New and hot: Living on Video!
The mobile era has had the fortunate side effect of popularizing online video content. Video accounts for a huge chunk of the market now, with YouTube being the second-most visited website right after Google.
Video and audio content has defined the 2010s web experience like nothing else. Whether it’s following a favorite gamer on Twitch, binge-watching a TV series on Netflix, or keeping up with podcasts on Spotify, online consumers are plugged into multimedia.
Due to all of the above-mentioned factors—customers wanting less personal interaction but also more engaging media—video content marketing has come to be one of the most important channels in the digital business world. Just as with blog-based content marketing, your video marketing should have some other goal besides direct advertisement. Such as to:
- Entertain: People are seeking distractions and anything that will make them laugh.
- Be helpful: Help them solve problems, learn new skills, or accomplish their goals.
- Inspire or motivate: Share just a “thought of the day” or “mental health break” message.
- Provide industry updates and insights: Hot developments in your industry or new trends.
Video content humanizes a brand and lets those couch-bound, quarantined users, who are working from home or attending remote university, hear another human voice. At the very least, video content provides an entertaining distraction.
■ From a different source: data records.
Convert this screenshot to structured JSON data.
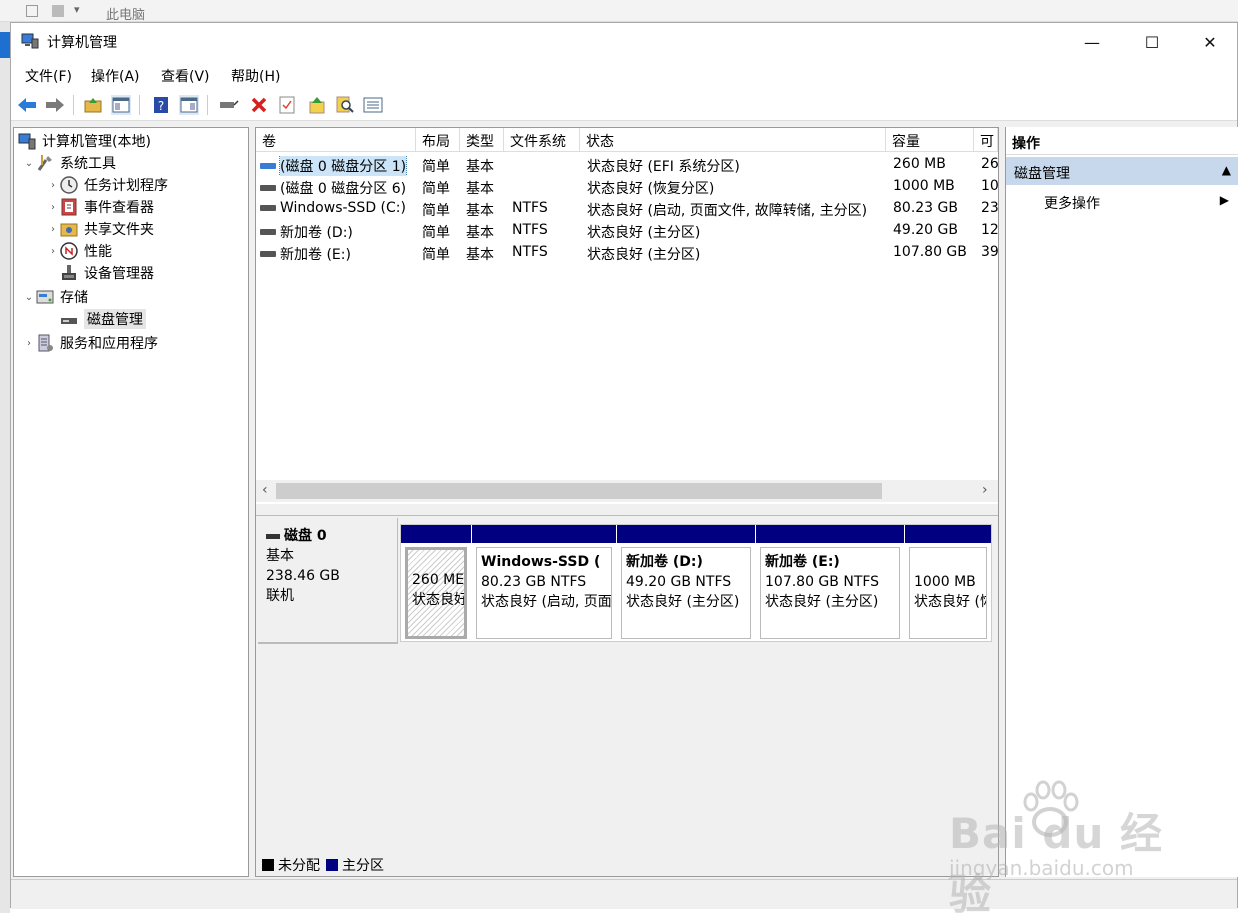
{
  "background_window": {
    "title": "此电脑"
  },
  "window": {
    "title": "计算机管理",
    "controls": {
      "minimize": "—",
      "maximize": "☐",
      "close": "✕"
    }
  },
  "menu": [
    "文件(F)",
    "操作(A)",
    "查看(V)",
    "帮助(H)"
  ],
  "toolbar": {
    "icons": [
      "back-icon",
      "forward-icon",
      "up-folder-icon",
      "show-hide-console-tree-icon",
      "help-icon",
      "properties-icon",
      "connect-icon",
      "delete-icon",
      "check-icon",
      "export-icon",
      "search-icon",
      "list-icon"
    ]
  },
  "tree": {
    "root": "计算机管理(本地)",
    "system_tools": "系统工具",
    "task_scheduler": "任务计划程序",
    "event_viewer": "事件查看器",
    "shared_folders": "共享文件夹",
    "performance": "性能",
    "device_manager": "设备管理器",
    "storage": "存储",
    "disk_management": "磁盘管理",
    "services_apps": "服务和应用程序"
  },
  "volumes": {
    "columns": [
      "卷",
      "布局",
      "类型",
      "文件系统",
      "状态",
      "容量",
      "可"
    ],
    "rows": [
      {
        "name": "(磁盘 0 磁盘分区 1)",
        "layout": "简单",
        "type": "基本",
        "fs": "",
        "status": "状态良好 (EFI 系统分区)",
        "capacity": "260 MB",
        "free": "26"
      },
      {
        "name": "(磁盘 0 磁盘分区 6)",
        "layout": "简单",
        "type": "基本",
        "fs": "",
        "status": "状态良好 (恢复分区)",
        "capacity": "1000 MB",
        "free": "10"
      },
      {
        "name": "Windows-SSD (C:)",
        "layout": "简单",
        "type": "基本",
        "fs": "NTFS",
        "status": "状态良好 (启动, 页面文件, 故障转储, 主分区)",
        "capacity": "80.23 GB",
        "free": "23"
      },
      {
        "name": "新加卷 (D:)",
        "layout": "简单",
        "type": "基本",
        "fs": "NTFS",
        "status": "状态良好 (主分区)",
        "capacity": "49.20 GB",
        "free": "12"
      },
      {
        "name": "新加卷 (E:)",
        "layout": "简单",
        "type": "基本",
        "fs": "NTFS",
        "status": "状态良好 (主分区)",
        "capacity": "107.80 GB",
        "free": "39"
      }
    ]
  },
  "disk": {
    "name": "磁盘 0",
    "type": "基本",
    "size": "238.46 GB",
    "state": "联机",
    "partitions": [
      {
        "name": "",
        "line1": "260 ME",
        "line2": "状态良好"
      },
      {
        "name": "Windows-SSD (",
        "line1": "80.23 GB NTFS",
        "line2": "状态良好 (启动, 页面"
      },
      {
        "name": "新加卷 (D:)",
        "line1": "49.20 GB NTFS",
        "line2": "状态良好 (主分区)"
      },
      {
        "name": "新加卷 (E:)",
        "line1": "107.80 GB NTFS",
        "line2": "状态良好 (主分区)"
      },
      {
        "name": "",
        "line1": "1000 MB",
        "line2": "状态良好 (恢"
      }
    ]
  },
  "legend": {
    "unallocated": "未分配",
    "primary": "主分区",
    "unallocated_color": "#000000",
    "primary_color": "#000080"
  },
  "actions": {
    "header": "操作",
    "section": "磁盘管理",
    "more": "更多操作"
  },
  "watermark": {
    "brand": "Bai du 经验",
    "url": "jingyan.baidu.com"
  }
}
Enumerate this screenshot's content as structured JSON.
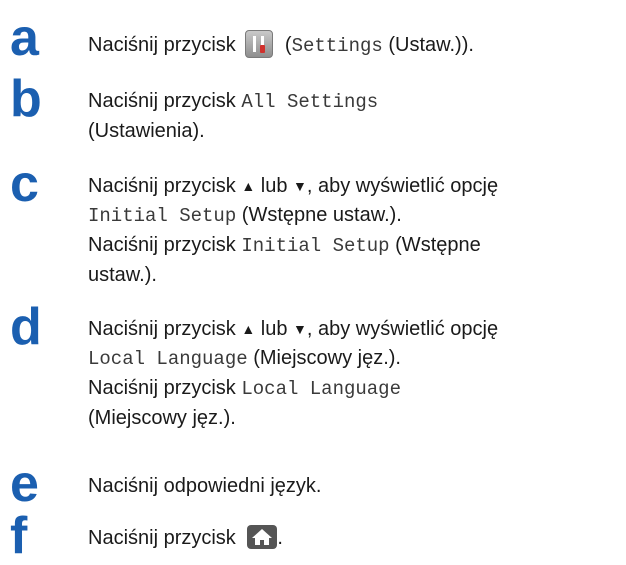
{
  "steps": [
    {
      "letter": "a",
      "segments": [
        {
          "t": "Naciśnij przycisk "
        },
        {
          "icon": "settings-icon"
        },
        {
          "t": "Settings",
          "mono": true,
          "pre": " ("
        },
        {
          "t": " (Ustaw.))."
        }
      ]
    },
    {
      "letter": "b",
      "lines": [
        [
          {
            "t": "Naciśnij przycisk "
          },
          {
            "t": "All Settings",
            "mono": true
          }
        ],
        [
          {
            "t": "(Ustawienia)."
          }
        ]
      ]
    },
    {
      "letter": "c",
      "lines": [
        [
          {
            "t": "Naciśnij przycisk "
          },
          {
            "t": "▲",
            "tri": true
          },
          {
            "t": " lub "
          },
          {
            "t": "▼",
            "tri": true
          },
          {
            "t": ", aby wyświetlić opcję"
          }
        ],
        [
          {
            "t": "Initial Setup",
            "mono": true
          },
          {
            "t": " (Wstępne ustaw.)."
          }
        ],
        [
          {
            "t": "Naciśnij przycisk "
          },
          {
            "t": "Initial Setup",
            "mono": true
          },
          {
            "t": " (Wstępne"
          }
        ],
        [
          {
            "t": "ustaw.)."
          }
        ]
      ]
    },
    {
      "letter": "d",
      "lines": [
        [
          {
            "t": "Naciśnij przycisk "
          },
          {
            "t": "▲",
            "tri": true
          },
          {
            "t": " lub "
          },
          {
            "t": "▼",
            "tri": true
          },
          {
            "t": ", aby wyświetlić opcję"
          }
        ],
        [
          {
            "t": "Local Language",
            "mono": true
          },
          {
            "t": " (Miejscowy jęz.)."
          }
        ],
        [
          {
            "t": "Naciśnij przycisk "
          },
          {
            "t": "Local Language",
            "mono": true
          }
        ],
        [
          {
            "t": "(Miejscowy jęz.)."
          }
        ]
      ]
    },
    {
      "letter": "e",
      "lines": [
        [
          {
            "t": "Naciśnij odpowiedni język."
          }
        ]
      ]
    },
    {
      "letter": "f",
      "lines": [
        [
          {
            "t": "Naciśnij przycisk "
          },
          {
            "icon": "home-icon"
          },
          {
            "t": "."
          }
        ]
      ]
    }
  ]
}
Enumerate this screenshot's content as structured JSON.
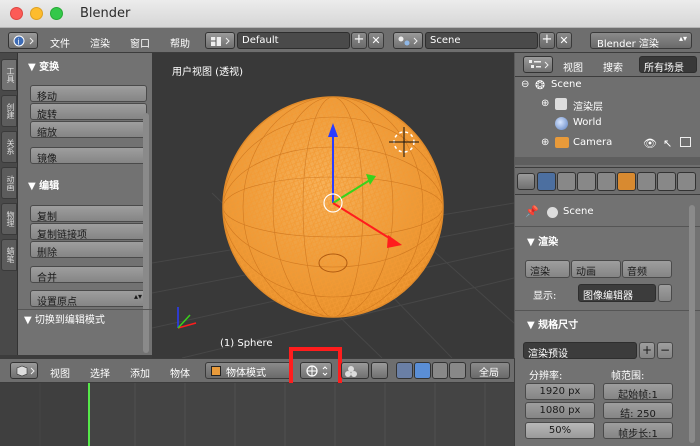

Take this one word home with you: “Empathy.” We see and hear stories every day where consumers are complaining about the lack of empathy in commercial or governmental contexts. People need empathy right now, and it’s the secret ingredient that will make your digital marketing strategies successful. So, reach out and listen to people and give them a comforting presence at your digital hearth. A little tender touch right now goes a long way!